GWの旅行動向、国内旅行は「近場で短期」に 60代除く全世代で旅行意欲が前年比上昇 JTB調査


 JTBは、ゴールデンウイーク(GW)の旅行動向の見通しをまとめた。4月25日~5月7日の期間に、1泊以上の旅行に出掛ける人が対象。国内旅行は短期間、近場でマイカー利用が増加し、費用は物価高で高止まりも、短期化により前年同期比で微減となると予想。海外旅行は3~5泊が中心で韓国、台湾、東南アジアが人気とみている。

 調査は、米国・イスラエルによるイラン攻撃後となる3月6~11日にインターネットアンケートで行った。事前調査が1万人、旅行意向がある2060人に本調査を実施した。

 26年のGWの総旅行者数は2447万人で前年同期比1.9%増、総旅行消費額は1兆2876億円で同1.1%増と見込んでいる。

 GW期間中の旅行意向は、「行く」が同0.9ポイント増の9.9%、「たぶん行く」が同1.6ポイント増の13.5%。合わせて23.4%で同2.5ポイント増。「行かない」「たぶん行かない」の合計は同2.5ポイント減の76.6%だった。

 性・年代別の「行く」「たぶん行く」の割合は、「男性29歳以下」34.6%、「女性29歳以下」33.7%、「男性30代」33.1%の順に高い。男女60代を除く全ての世代で旅行意欲が前年よりも上昇した。

■国内旅行、費用物価高で高止まりも微減
 国内旅行の旅行者数は同1.7%増の2390万人、1人当たり旅行費用は同2.1%減の4万6千円、総消費額は同0.5%減の1兆994億円。

 出発日のピークは「5月2日(土)」で19.6%、次いで「5月3日(日・祝)」が14.7%、「4月24日(金)以前」が14.5%。

 旅行日数は、最多が「1泊2日」の39.9%で、前年から6.4ポイントも増加した。次いで「2泊3日」が32.0%、「3泊4日」が16.2%。2泊以上はいずれも減少、または前年並みとなっている。

 旅行先と居住地が同じ地方となる域内旅行の割合は、北海道が最多で73.3%、次いで九州が61.3%、東北が52.5%など。最低は「関東」の28.6%。前年と比較すると、域内旅行の割合は関東地方を除き全ての地域で増加した。
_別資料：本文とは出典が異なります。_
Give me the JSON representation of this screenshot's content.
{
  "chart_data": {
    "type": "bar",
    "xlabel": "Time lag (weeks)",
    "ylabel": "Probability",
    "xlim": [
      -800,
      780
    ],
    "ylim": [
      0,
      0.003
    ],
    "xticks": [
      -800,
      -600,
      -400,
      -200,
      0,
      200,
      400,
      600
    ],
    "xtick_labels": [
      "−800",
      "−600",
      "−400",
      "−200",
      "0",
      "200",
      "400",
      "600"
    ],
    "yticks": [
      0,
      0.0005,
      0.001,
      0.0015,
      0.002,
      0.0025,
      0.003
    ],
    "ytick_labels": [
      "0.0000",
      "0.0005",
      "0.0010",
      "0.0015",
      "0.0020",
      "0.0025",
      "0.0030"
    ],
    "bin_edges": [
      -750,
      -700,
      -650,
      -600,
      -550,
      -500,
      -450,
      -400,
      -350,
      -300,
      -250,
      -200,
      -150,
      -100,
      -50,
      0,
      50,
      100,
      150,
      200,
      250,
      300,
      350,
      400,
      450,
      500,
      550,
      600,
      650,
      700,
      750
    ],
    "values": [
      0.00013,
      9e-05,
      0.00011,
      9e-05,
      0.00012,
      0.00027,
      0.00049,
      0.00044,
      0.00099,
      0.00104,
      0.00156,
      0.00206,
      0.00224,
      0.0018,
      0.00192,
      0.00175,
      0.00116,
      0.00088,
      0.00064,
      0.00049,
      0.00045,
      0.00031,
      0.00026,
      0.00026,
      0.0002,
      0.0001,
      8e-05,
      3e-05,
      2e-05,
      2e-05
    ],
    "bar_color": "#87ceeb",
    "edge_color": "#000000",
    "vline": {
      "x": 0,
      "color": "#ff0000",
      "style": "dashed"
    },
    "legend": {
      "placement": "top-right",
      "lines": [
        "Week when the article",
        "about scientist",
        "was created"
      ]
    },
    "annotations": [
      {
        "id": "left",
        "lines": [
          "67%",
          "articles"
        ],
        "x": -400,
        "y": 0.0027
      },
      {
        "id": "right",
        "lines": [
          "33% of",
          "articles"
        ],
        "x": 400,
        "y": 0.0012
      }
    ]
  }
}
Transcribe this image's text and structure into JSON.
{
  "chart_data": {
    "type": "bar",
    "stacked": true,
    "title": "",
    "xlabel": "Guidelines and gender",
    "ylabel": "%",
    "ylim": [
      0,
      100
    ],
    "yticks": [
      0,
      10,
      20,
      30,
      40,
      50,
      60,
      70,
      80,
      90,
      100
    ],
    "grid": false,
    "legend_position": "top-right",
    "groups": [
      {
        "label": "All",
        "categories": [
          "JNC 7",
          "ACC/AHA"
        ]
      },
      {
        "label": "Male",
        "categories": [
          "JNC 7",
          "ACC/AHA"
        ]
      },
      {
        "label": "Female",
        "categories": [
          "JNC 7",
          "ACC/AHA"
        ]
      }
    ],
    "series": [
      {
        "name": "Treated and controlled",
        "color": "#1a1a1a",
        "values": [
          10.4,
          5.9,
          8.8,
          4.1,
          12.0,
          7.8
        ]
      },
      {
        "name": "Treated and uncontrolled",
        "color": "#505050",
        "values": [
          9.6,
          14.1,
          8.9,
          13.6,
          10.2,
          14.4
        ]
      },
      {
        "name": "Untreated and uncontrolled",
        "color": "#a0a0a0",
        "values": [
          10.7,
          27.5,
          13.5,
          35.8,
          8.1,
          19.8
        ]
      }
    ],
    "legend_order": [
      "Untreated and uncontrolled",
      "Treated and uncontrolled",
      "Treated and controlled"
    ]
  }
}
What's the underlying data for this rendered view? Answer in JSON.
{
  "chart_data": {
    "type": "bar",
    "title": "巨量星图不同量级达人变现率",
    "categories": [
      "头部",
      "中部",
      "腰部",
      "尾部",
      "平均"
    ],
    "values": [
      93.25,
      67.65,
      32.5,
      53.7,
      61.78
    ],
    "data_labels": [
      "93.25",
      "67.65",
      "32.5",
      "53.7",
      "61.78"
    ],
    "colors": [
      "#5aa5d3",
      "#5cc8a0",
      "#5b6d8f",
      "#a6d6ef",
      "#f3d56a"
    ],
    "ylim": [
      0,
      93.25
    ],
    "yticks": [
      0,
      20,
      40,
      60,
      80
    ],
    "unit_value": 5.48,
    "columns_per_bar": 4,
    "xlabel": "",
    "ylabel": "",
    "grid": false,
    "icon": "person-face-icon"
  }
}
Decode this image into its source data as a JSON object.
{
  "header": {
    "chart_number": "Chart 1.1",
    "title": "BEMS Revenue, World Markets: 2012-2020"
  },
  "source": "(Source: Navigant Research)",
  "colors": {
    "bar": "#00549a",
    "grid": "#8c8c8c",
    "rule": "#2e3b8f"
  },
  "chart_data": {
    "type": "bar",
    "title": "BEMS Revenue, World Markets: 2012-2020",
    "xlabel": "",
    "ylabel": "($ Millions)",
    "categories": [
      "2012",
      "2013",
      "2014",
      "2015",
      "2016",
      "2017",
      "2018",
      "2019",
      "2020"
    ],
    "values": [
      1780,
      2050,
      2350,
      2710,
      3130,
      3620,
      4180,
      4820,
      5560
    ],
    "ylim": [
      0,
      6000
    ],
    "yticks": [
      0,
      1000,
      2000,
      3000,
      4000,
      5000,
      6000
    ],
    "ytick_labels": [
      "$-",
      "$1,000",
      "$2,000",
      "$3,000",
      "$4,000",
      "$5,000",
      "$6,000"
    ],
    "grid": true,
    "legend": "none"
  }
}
 1人当たりの平均旅行費用は、最多の「1万円~2万円未満」が20.4%で同2.1ポイント増となった。次いで「2万円~3万円未満」が17.9%、「4万円~5万円未満」が16.8%だが、いずれも前年から減少。2万円以下が増え、旅行費用は抑える傾向が強まった。

 利用交通機関は、「自家用車」が54.6%で最多。次いで「JR新幹線」が24.7%、「JR在来線・私鉄」が19.8%。「JR新幹線」と「JR在来線・私鉄」が減少した一方、「自家用車」は3.7ポイント増となった。

 JTBの国内旅行販売における人気方面は、東京ディズニーリゾートを含む東京、ユニバーサル・スタジオ・ジャパンを含む関西など。九州や沖縄などJRや航空機利用の長距離方面も好調という。

 

■海外旅行、旅行者数は9%増57万人
 海外旅行の旅行者数が同8.5%増の57.2万人、1人当たり旅行費用は同2.2%増の32万9千円、総消費額は同10.9%増の1882億円。

 旅行日数は「3泊4日」が25.2%で最多。次いで「4泊5日」と「5泊6日が同率の16.8%。

 1人当たり旅行費用は最多の「5万円~10万円未満」が22.7%で同1.5ポイント増、次いで「40万円以上」が21.0%で同6.8ポイント増、「20万円~40万円未満」が同率の21.0%で同4.2ポイント増となった。

 旅行先は、上位から「韓国」25.0%、「台湾」16.3%。東南アジアの合計は17.5%、欧米豪などアジア以外の合計は20.6%。

 JTBの海外旅行販売における人気方面は、ハワイ、台湾、韓国、グアムに加えて、アメリカ西海岸、オーストラリア、フランスとなっている。